There’s something magical about the past. Not just in the grain of an old record or the flicker of neon lights, but in the stories and truths that somehow never go out of style. When I sat down to write When Vinyl Vibes, I wasn’t trying to recreate Grease, but I was chasing the same electricity. That blend of rebellion and romance, rhythm and risk. I was drawn to the retro vibe because it made space for something timeless.
For me, vintage settings aren’t just about the aesthetic (though let’s be honest, I adore the fashion, the slang, the analog charm). They’re a lens, a frame that lets us zoom in on what really matters: people searching for who they are. What they believe. Who they can trust. Where God might meet them, in the middle of a dance floor, or a record store, or right after a heartbreak.

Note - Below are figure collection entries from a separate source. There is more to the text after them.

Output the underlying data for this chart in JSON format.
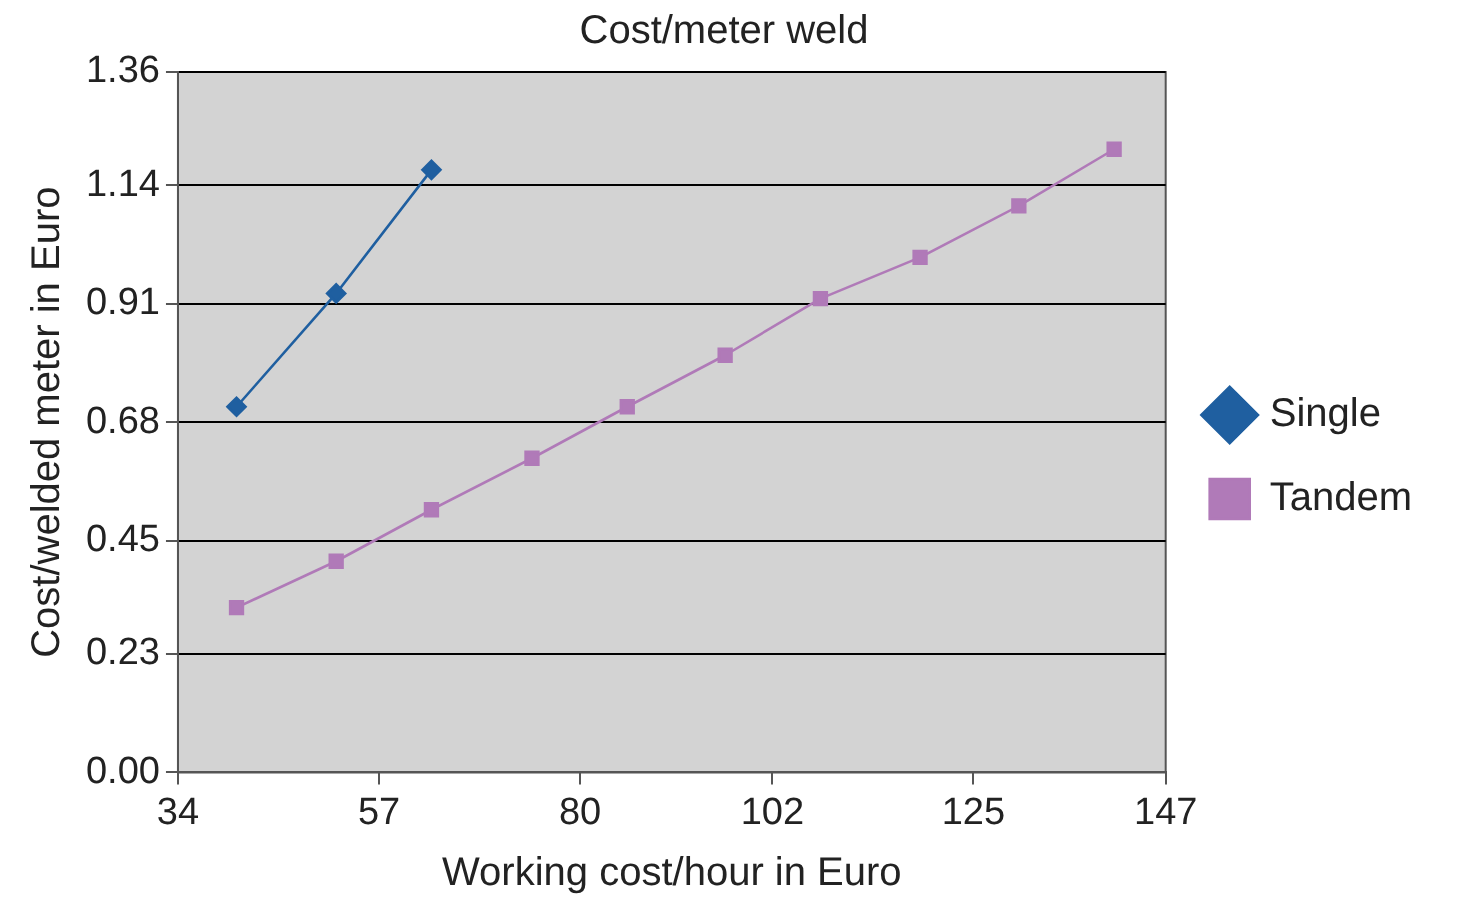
{
  "chart_data": {
    "type": "line",
    "title": "Cost/meter weld",
    "xlabel": "Working cost/hour in Euro",
    "ylabel": "Cost/welded meter in Euro",
    "series": [
      {
        "name": "Single",
        "color": "#1f5fa0",
        "marker": "diamond",
        "x": [
          40.7,
          52.1,
          63.0
        ],
        "values": [
          0.71,
          0.93,
          1.17
        ]
      },
      {
        "name": "Tandem",
        "color": "#b07ab8",
        "marker": "square",
        "x": [
          40.7,
          52.1,
          63.0,
          74.5,
          85.4,
          96.6,
          107.5,
          118.9,
          130.2,
          141.1
        ],
        "values": [
          0.32,
          0.41,
          0.51,
          0.61,
          0.71,
          0.81,
          0.92,
          1.0,
          1.1,
          1.21
        ]
      }
    ],
    "xlim": [
      34,
      147
    ],
    "xticks": [
      34,
      57,
      80,
      102,
      125,
      147
    ],
    "ylim": [
      0,
      1.36
    ],
    "yticks": [
      {
        "value": 0,
        "label": "0.00"
      },
      0.23,
      0.45,
      0.68,
      0.91,
      1.14,
      1.36
    ],
    "grid": "y",
    "legend": "right",
    "line_style": "solid"
  }
}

The 1970s vibe gave me room to strip away distractions. No texts, no TikTok, no filters, just characters wrestling with the same questions teens still face today. How do I belong? Who sees me? Am I loved, even when I mess up? And is there space for God in any of this?
The answer, I believe, is yes. Always yes.
I wrote this book with a kind of sacred nostalgia. Not to glorify the past, but to remind today’s readers, especially young women, that truth never expires. That faith still matters. That God speaks just as clearly through the hum of vinyl as He does through the chaos of modern life.